Traveling Home: 106 degrees Fahenheit while traveling home

It's not like it was during the 1950s before most people had air conditioners that actually worked without boiling over the car. (This was before green antifreeze when we used just water in the radiators then).

So, if you drove then through over 100 degrees you just had a headache or you sort of passed out, especially if you were a child then. But, if I complained while traveling through Arizona or New Mexico in the hotter parts of the year I was given a wash cloth (rag) or a sponge and a little water, (or if I was really really lucky they would give me my own squirt bottle of water so I could stick my head out the window until my whole face got chapped from water too quickly evaporating from your face over and over again. (Also, no seat belts then either) so sticking your head out of the window as a child was just as common as you see dogs doing that now (with similar results) (a lot of very happy children most of the time.)

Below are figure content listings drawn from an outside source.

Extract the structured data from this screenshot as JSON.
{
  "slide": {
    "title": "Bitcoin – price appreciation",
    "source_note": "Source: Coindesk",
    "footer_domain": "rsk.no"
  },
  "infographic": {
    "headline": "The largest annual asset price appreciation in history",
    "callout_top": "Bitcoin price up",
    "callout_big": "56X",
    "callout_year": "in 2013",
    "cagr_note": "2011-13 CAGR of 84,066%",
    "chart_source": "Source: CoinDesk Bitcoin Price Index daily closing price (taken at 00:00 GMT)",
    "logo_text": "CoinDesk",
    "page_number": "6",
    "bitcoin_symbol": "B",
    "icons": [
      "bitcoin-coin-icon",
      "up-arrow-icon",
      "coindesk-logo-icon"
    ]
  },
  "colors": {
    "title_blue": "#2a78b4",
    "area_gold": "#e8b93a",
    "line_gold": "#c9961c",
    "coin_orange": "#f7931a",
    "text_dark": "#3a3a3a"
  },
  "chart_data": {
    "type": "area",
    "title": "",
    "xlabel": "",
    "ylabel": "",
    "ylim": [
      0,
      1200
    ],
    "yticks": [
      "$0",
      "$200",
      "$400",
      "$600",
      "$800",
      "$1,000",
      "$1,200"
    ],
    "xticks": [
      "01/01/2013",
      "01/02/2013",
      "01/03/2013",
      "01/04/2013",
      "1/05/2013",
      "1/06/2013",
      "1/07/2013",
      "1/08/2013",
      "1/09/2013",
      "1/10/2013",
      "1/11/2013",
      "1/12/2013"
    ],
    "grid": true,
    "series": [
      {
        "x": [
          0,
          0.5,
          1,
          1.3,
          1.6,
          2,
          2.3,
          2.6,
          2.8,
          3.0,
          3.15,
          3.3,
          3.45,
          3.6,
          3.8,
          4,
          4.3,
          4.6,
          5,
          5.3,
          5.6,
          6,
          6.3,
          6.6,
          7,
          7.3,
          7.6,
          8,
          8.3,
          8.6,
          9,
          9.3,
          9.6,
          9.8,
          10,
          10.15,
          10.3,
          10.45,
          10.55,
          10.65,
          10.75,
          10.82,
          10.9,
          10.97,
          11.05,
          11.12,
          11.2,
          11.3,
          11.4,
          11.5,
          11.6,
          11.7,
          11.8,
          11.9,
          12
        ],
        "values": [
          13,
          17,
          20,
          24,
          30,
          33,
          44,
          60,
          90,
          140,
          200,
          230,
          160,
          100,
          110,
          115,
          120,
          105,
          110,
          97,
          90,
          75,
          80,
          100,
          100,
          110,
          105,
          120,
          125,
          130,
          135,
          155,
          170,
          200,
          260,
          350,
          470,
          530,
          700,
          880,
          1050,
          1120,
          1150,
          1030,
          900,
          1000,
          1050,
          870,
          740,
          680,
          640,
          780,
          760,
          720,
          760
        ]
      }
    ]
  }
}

But, today I'm in my Tundra 4 wheel drive truck and I have great air conditioning and green antifreeze (but I don't have my Mom or Dad). Somehow I would prefer my parents to air conditioning and green antifreeze (but that's just me). So, because of all this unless I get out to get gas or visit someone 106 degrees is bearable because I have air conditioning that likely would work fine until the temperature outside got to be about 130 degrees Fahrenheit or so with today's technology.

Many people this summer likely will have to test their vehicles in temperatures close to this this year. Hopefully not to many people die from it.

What I found interesting was how fast it went from 106 degrees to 86 degrees as I got closer to the coast until I reached where I live where it was about 64 degrees and halfway sunny and the rest high clouds and high fog and it was still green where I live but inland it is sort of a desert with no rain, almost dry reservoirs of water everywhere and 100 plus heat. (Also, the heat is only going to evaporate a lot of the water we do have also).